Rachel Gladden, Crew, House of Fame
There was a giant blank next to episode seven. I tapped the tip sheet and scooped out a heap of Frosted Flakes. “What’s tomorrow? There’s nothing here.”
Eileen shrugged. “I don’t know. I asked Dana, and she said they were working on it.”
“That’s weird.” I chewed loudly and watched as the sound guy turned down my mic.
“Yeah. They’re probably banking on Johno having an overdose or something.” She worked at the peel of an orange, collecting a pile of shredded pieces on a paper towel.
“Who’s having an overdose?” Cash entered the kitchen shirtless, in workout shorts, and a pair of sneakers, a set of headphones hanging around his neck.
“Well, no one yet,” Eileen said, sectioning off a piece of orange.
“There’s nothing on the schedule tomorrow,” I explained. “We’re hypothesizing.”
He frowned, circling the island and coming around behind me. Resting a hand on the counter, he reviewed the sheet. “That’s strange.”
“Yeah. Hey!” I blocked his reach for my cereal and shoved at his midsection. My fingers brushed over the hard notched abs that recently stretched over a Times Square billboard and I fought the urge to lean over and lick my way across the tan divots.
“Come on, Em.

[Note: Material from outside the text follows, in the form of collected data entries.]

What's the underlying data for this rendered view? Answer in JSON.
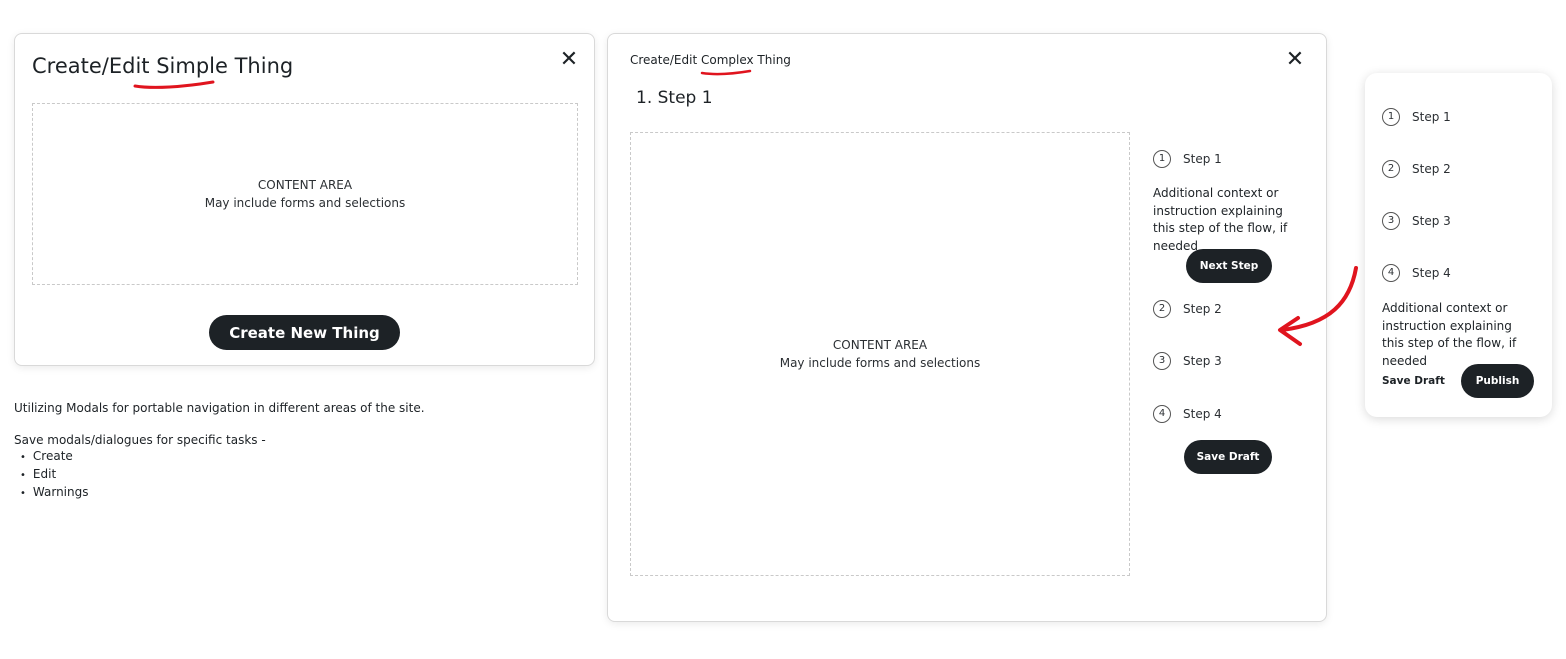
{
  "simple_modal": {
    "title_prefix": "Create/Edit ",
    "title_highlight": "Simple",
    "title_suffix": " Thing",
    "close_label": "✕",
    "content_title": "CONTENT AREA",
    "content_subtitle": "May include forms and selections",
    "primary_button": "Create New Thing"
  },
  "notes": {
    "intro": "Utilizing Modals for portable navigation in different areas of the site.",
    "list_heading": "Save modals/dialogues for specific tasks -",
    "items": [
      "Create",
      "Edit",
      "Warnings"
    ]
  },
  "complex_modal": {
    "title_prefix": "Create/Edit ",
    "title_highlight": "Complex",
    "title_suffix": " Thing",
    "close_label": "✕",
    "step_heading": "1. Step 1",
    "content_title": "CONTENT AREA",
    "content_subtitle": "May include forms and selections",
    "steps": [
      {
        "num": "1",
        "label": "Step 1"
      },
      {
        "num": "2",
        "label": "Step 2"
      },
      {
        "num": "3",
        "label": "Step 3"
      },
      {
        "num": "4",
        "label": "Step 4"
      }
    ],
    "context": "Additional context or instruction explaining this step of the flow, if needed",
    "next_button": "Next Step",
    "save_draft_button": "Save Draft"
  },
  "side_panel": {
    "steps": [
      {
        "num": "1",
        "label": "Step 1"
      },
      {
        "num": "2",
        "label": "Step 2"
      },
      {
        "num": "3",
        "label": "Step 3"
      },
      {
        "num": "4",
        "label": "Step 4"
      }
    ],
    "context": "Additional context or instruction explaining this step of the flow, if needed",
    "save_draft_link": "Save Draft",
    "publish_button": "Publish"
  },
  "colors": {
    "accent_red": "#e0141e",
    "button_dark": "#1d2226"
  }
}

One bite.” He held my spoon hostage and out of reach. “I don’t have cooties, I swear.”
I shook my head sternly and held my smile in check. “You dated Marta Pratt,” I pointed out. “You’re lucky we let you eat at the same table as us.”

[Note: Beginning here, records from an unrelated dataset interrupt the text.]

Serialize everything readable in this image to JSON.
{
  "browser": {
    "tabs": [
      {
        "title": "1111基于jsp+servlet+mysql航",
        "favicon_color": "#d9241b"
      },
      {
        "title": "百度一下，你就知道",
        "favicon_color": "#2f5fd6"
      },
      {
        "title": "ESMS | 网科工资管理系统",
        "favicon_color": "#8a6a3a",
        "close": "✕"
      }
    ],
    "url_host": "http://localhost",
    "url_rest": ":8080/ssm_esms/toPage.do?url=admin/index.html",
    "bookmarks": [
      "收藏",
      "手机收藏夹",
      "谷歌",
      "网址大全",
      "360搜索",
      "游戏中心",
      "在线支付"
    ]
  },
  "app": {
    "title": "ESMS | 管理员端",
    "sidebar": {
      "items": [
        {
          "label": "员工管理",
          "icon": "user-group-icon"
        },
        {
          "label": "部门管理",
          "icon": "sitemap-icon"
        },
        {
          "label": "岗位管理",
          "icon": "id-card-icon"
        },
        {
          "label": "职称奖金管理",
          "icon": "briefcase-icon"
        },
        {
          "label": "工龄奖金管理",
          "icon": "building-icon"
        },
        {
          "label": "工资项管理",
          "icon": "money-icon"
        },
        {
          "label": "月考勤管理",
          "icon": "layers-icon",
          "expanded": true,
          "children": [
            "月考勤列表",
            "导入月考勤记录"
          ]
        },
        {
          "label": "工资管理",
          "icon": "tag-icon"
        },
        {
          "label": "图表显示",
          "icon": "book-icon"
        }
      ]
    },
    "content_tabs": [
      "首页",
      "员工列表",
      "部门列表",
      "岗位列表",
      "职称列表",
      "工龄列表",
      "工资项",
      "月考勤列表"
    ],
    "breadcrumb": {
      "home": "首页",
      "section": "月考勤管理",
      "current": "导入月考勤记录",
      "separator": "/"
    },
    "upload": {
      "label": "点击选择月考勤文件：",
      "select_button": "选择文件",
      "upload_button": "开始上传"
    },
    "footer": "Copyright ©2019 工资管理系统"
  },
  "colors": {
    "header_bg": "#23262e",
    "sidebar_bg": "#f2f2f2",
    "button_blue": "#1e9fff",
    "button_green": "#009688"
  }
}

Eileen grimaced. “Ouch, Cash. She’s got a point, though.”
I reached for the spoon, and he held it out of reach, then behind his back. I zigged left, then right, bumping into him as he kept it at bay. “You know, there are other spoons,” I pointed out.

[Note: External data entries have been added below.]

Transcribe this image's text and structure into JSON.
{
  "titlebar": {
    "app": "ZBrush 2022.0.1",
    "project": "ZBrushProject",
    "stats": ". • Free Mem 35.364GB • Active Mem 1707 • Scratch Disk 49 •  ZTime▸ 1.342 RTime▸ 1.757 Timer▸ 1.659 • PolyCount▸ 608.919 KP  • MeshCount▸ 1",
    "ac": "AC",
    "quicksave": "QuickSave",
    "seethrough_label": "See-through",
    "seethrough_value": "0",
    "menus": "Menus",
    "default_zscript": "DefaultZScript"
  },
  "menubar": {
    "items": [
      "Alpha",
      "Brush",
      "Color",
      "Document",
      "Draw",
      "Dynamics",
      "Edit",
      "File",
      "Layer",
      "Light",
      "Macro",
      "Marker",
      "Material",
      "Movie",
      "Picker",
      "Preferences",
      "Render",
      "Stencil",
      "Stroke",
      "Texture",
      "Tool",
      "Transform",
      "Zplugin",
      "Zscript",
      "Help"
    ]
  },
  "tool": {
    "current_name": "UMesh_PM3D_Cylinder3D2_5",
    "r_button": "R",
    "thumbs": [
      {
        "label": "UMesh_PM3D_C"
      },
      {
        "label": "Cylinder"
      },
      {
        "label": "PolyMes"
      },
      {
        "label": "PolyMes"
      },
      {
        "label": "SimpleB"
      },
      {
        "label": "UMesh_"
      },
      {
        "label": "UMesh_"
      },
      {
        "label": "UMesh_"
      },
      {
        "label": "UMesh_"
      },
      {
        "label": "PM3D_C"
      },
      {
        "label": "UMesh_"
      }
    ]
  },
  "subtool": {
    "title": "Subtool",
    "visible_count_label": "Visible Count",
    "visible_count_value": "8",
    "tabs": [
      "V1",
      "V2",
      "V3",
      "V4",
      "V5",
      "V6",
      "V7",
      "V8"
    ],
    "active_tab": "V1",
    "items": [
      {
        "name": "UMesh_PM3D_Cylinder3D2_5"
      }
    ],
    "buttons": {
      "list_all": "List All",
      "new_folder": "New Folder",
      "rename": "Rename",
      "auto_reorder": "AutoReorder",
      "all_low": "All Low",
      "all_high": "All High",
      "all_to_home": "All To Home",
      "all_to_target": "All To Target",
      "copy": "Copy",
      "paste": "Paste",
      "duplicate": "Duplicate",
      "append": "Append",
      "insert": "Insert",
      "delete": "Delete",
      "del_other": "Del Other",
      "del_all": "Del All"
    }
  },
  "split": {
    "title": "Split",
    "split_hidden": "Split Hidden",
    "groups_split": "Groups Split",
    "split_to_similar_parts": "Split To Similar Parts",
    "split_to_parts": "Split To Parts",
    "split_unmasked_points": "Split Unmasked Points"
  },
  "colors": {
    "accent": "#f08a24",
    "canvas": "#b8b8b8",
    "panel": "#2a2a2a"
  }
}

“There aren’t,” he said. “I stole them all.”
“Whatever.” I abandoned my attempt at capturing my spoon and went to the wide drawer that housed all of the silverware. Pulling it open, I reached for the spoon cubby, then stopped, surprised to find it empty. I hadn’t paid attention when I’d gotten the bowl out earlier, but it didn’t matter. I looked up to find him watching me, mischief on his face. Rolling my eyes, I tugged at the dishwasher handle, opening the heavy steel door. Squatting, I checked the silverware caddy, then cursed.
“I told you,” he mocked. “I took them.”
“You were serious.” I stood and slowly shut the appliance.
“Yep.” He stuck the spoon in his mouth. “So, unless you want to eat the rest of that cereal with a fork, it looks like we need to do some negotiating.”